Kall: It’s easier to get a hold of the sky, I guess. Your next chapter is
‘The Neurobiology of Belief’ and this is where you kind of tie the pieces
together of the previous chapter, ‘The Phantom Rulers.’
Larsen: Yes, I do. This is a thing, Rob, I’ve been working on my other earlier book, The Healing Power of Neurofeedback, which, by the way, I understand, is the best-selling neurofeedback book possibly because…
Kall: Congratulations!
Larsen: ….Thank you. It has so many interesting stories in it. At least there was on Amazon a while ago. It’s really inspired a lot of people to do neurofeedback and to look for non-chemical ways of healing what are called mental-emotional-neurological disorders.
Kall: Well, I’m a firm believer in neurofeedback, of course. I don’t speak about it much on this show, because that’s not what this show focuses on, but I’ve been very involved in it and it’s definitely -- if there’s an area of your life where your brain’s involved and there’s something going on like attention deficit or depression or what are some of the others on the list, Steve? Where feedback helps? Head injury, post-traumatic stress disorder (PTSD)?
Larsen: Oh, yeah. All the affective disorders: depression, bipolar, manic-y things sometimes, but also one of the things in which the lens, the type of neurofeedback that I do has been exemplary is with head injury—TBI (traumatic brain injury)-- and PTSD. I haven’t seen the equal and I practice many other kinds of biofeedback, as well as traditional neurofeedback, before I got into this stuff and it’s pretty amazing. We’re starting to work now with the Northeast Center for Special Care, which is really a wonderful center here in New York State for….
Kall: All right, but here's where I have to get back to not digressing and stop being ADD. We’re talking about the neurobiology of belief. You got into the brain from your work with neurofeedback but how does that tie into belief and into fundamentalism?
Larsen: The brain seems to be set up for belief and we find some kind of metaphysical orientation as far back as the shamans, and that’s into prehistory because people weren’t writing down what the shamans did; all we have is a few kind of magical paraphernalia and drums and dolls and inscriptions on cave walls to tell us about that. But shamanism is one of the earliest places that people are into the supernatural.

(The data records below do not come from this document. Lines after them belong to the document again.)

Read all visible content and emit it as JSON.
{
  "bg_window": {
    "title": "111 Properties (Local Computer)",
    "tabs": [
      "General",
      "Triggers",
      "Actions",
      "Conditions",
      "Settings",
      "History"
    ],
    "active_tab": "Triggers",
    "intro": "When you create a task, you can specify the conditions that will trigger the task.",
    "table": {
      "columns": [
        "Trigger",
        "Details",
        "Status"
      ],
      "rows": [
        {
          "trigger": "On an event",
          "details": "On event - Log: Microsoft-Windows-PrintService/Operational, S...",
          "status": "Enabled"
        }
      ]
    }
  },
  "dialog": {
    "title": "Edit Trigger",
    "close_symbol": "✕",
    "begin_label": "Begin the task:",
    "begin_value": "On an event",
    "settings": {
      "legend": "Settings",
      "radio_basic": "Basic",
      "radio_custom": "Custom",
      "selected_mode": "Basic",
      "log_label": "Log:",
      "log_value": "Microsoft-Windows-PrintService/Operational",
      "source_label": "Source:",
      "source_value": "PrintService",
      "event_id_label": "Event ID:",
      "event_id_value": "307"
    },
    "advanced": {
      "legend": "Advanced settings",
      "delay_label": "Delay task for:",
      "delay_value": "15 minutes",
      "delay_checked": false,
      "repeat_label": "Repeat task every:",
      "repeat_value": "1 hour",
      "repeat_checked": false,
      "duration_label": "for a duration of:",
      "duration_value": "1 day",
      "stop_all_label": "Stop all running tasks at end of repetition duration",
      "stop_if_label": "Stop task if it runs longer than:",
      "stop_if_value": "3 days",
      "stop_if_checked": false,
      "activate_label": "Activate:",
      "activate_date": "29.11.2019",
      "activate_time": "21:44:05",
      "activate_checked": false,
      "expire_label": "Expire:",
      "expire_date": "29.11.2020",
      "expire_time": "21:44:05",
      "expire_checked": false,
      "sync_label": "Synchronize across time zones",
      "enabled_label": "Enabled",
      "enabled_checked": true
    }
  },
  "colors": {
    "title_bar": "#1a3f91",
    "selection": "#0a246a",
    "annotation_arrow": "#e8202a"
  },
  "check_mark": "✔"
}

Then you come down through history and you find when you get the hunters and the planters, as Campbell said, the planters tend to have systematic mythologies and then almost immediately, getting back to the theme we were on before, you have Zoroastrianism and then dualism and Judaism, good, evil, god, devil.
You have this tendency coming down to split the world into pairs of opposites. It’s very easy. It makes sense. People who aren’t very thoughtful can get behind it. But that’s people who haven’t read about paradoxicality and the fact that this is a multilevel, post-quantum universe that we live in.
Kall: Tell me more about the neurobiology of belief.
Larsen: Well, you have ascending pathways in the central nervous system and the impulses, the afferents, can get steered either to the amygdala which is a fight-or-flight kind of system, very emotionally intense. Then, if you’re in a quiet, tranquil state, like you can get into from doing breathing, as in meditation or HRV-type of stuff like Heart Math, you ascend through the thalamus and you go right into the cortical ascending pathways and you can kind of make sense of what you are encountering. When you’re loaded with the hysterical emotion of the limbic system, your thinking polarizes very easily into the black and white and further on….
Kall: Whoa, whoa, Steve. Dr. Larsen, now, my friend, you are talking language that most listeners don’t understand. See, you’ve mentioned a couple of different parts of the brain. Put it in a little plainer English, OK?